Look about 12 degrees above the eastern horizon at 6:00 A.M., and you will see an unusually bright white looking star. There is no other object in that area of the sky that is even close to being as bright. Remember, if you hold your fist out at arm’s length, the distance between the lower and upper part of your fist measures about 10 degrees.
The celestial object you are looking at is not a star at all, but the planet Venus. It is the second planet in order of its distance from the Sun. The Earth is the third planet from the Sun.
Through a small telescope, Venus now looks like a gibbous Moon, and is about 88% illuminated.
Currently, the planet Venus is situated in the constellation of Virgo which is one of the constellations of
Less than 2 degrees away from Venus from our line of sight here on the Earth is the planet Saturn. This is now an excellent opportunity to see Saturn, and its magnificent ring system. It is literally
a breath taking view! However, a telescope at a low power of at least 40 times is needed to see the ring system.

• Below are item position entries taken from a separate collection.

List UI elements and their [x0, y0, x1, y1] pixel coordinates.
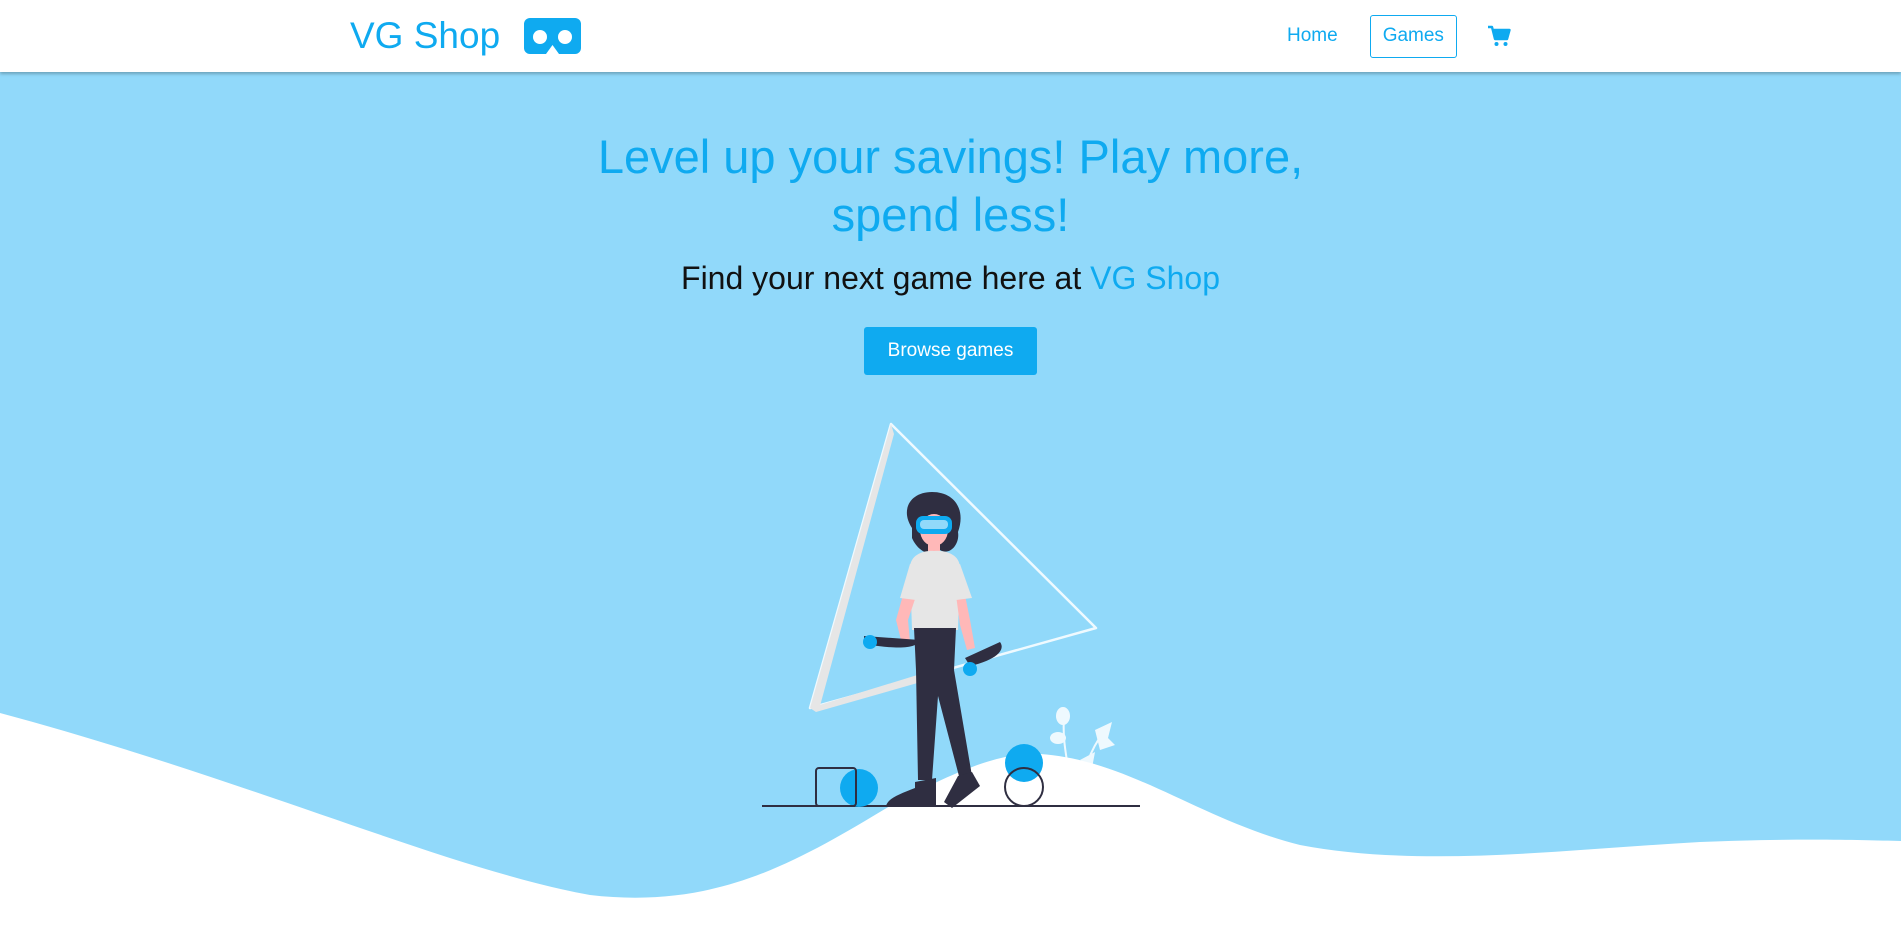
- hero-content: Level up your savings! Play more, spend …: [0, 128, 1901, 375]
- nav-home-link[interactable]: Home: [1285, 25, 1340, 47]
- nav-links: Home Games: [1285, 14, 1511, 58]
- page: VG Shop Home Games Level up your savings…: [0, 0, 1901, 931]
- hero-subline-text: Find your next game here at: [681, 260, 1091, 296]
- woman-with-vr-headset-illustration: [762, 422, 1140, 808]
- shopping-cart-icon[interactable]: [1487, 25, 1511, 47]
- ball-and-box-decoration: [815, 767, 878, 807]
- hero-subline-brand: VG Shop: [1090, 260, 1220, 296]
- woman-figure: [863, 492, 1002, 808]
- navbar: VG Shop Home Games: [0, 0, 1901, 72]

With the unaided eye, it will be a little difficult to see the planet Saturn near Venus. The reason being is that Venus is about 70 times brighter than the planet Saturn. A pair of binoculars, however, will
show the pair much better.
The two planets continue to approach closer to each other, and on the morning of Tuesday, November 27, they will be less than one degree apart.
Saturn is the sixth planet in order of its distance from the Sun. It is also the second largest planet in our solar system. It has an equatorial diameter of approximately 75,000 miles.
Currently, Saturn is about 980 million miles from the Earth. The atmosphere of Saturn consists
mainly of hydrogen and helium with small amounts of methane, ammonia, and water vapor. The planet is completely cloud covered.
It has 62 known moons, but there are probably more. The largest moon is named Titan. This moon of Saturn has a dense atmosphere consisting of 96 percent nitrogen.